Revisito o que escrevi em várias instâncias, dando como exemplo a publicação na revista Visão de 16 de junho de 2011:

 - O termo licenciatura foi adoptado para designação dos primeiros ciclos de Bolonha, mas as competências conferidas por uma licenciatura pós-Bolonha não devem ser comparáveis com as competências que as licenciaturas pré-Bolonha conferiam.

- Cinco anos de formação não são administrativamente compactados em formações de três anos e comparáveis só porque se dá o mesmo nome, como alguns falsos ilusionistas à época o afirmavam.

- Na generalidade das ofertas formativas, as actuais licenciaturas têm níveis de qualificação que se comparam às dos antigos bacharelatos.

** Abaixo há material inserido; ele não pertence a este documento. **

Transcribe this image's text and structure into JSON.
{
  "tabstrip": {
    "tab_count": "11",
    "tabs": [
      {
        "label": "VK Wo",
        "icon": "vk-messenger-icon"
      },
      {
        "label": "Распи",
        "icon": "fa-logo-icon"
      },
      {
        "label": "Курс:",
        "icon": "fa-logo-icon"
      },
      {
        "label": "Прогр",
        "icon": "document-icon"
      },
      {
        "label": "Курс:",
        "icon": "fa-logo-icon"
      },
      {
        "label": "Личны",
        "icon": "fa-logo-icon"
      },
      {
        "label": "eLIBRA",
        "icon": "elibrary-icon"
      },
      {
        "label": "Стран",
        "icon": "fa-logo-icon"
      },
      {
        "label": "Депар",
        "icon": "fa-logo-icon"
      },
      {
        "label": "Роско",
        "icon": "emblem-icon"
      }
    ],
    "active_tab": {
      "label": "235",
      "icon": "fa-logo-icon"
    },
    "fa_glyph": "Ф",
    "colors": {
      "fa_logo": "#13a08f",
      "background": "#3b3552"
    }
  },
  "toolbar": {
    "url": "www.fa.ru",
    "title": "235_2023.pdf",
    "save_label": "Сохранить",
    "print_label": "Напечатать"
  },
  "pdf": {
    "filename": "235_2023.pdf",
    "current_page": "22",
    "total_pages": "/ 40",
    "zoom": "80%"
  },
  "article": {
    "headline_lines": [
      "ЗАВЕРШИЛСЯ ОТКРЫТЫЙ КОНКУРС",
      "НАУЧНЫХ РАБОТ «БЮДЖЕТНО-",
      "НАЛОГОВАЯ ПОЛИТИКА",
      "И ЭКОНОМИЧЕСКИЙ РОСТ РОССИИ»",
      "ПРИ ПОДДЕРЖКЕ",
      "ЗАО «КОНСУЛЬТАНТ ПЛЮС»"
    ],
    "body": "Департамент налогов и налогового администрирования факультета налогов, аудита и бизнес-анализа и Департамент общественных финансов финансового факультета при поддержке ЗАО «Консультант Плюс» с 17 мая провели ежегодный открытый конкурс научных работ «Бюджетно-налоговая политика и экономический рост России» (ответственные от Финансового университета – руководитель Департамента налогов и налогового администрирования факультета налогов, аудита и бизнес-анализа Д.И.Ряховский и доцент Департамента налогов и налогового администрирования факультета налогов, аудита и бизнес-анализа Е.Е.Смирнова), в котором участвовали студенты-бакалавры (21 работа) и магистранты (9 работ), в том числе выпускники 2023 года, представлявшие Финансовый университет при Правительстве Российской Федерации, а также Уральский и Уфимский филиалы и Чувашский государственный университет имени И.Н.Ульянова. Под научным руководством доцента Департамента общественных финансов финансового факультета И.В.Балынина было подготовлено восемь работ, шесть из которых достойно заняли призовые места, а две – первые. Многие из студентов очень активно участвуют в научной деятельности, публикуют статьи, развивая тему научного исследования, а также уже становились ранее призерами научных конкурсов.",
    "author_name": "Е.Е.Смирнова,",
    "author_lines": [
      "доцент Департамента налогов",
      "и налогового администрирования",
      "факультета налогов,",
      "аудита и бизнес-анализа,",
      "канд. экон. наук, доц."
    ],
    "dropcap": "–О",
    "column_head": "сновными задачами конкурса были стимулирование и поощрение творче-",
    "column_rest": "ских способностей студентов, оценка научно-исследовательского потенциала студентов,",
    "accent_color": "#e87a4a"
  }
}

- As licenciaturas anteriores à reforma correspondiam, na generalidade, a formações acumuladas correspondentes a ciclos longos. Isto significa que as antigas licenciaturas, na essência das competências que conferiram a centenas de milhares de portugueses, são em tudo comparáveis ao acumulado dos atuais primeiros e segundos ciclos de Bolonha, isto é, a mestrados. O que, aliás, tem total paralelo com o consignado na Lei n.º 9/2009, de 4 de Março, que transpôs para a ordem jurídica interna a importante Directiva Europeia n.º 2005/36/CE, relativa ao reconhecimento das qualificações profissionais, na qual se expressa (artigo 9.º, alínea e) que o nível mais elevado de qualificação (não incluindo o doutoramento) está associado a formações de nível de ensino pós-secundário de duração acumulada de pelo menos quatro anos, isto é, duração acumulada longa.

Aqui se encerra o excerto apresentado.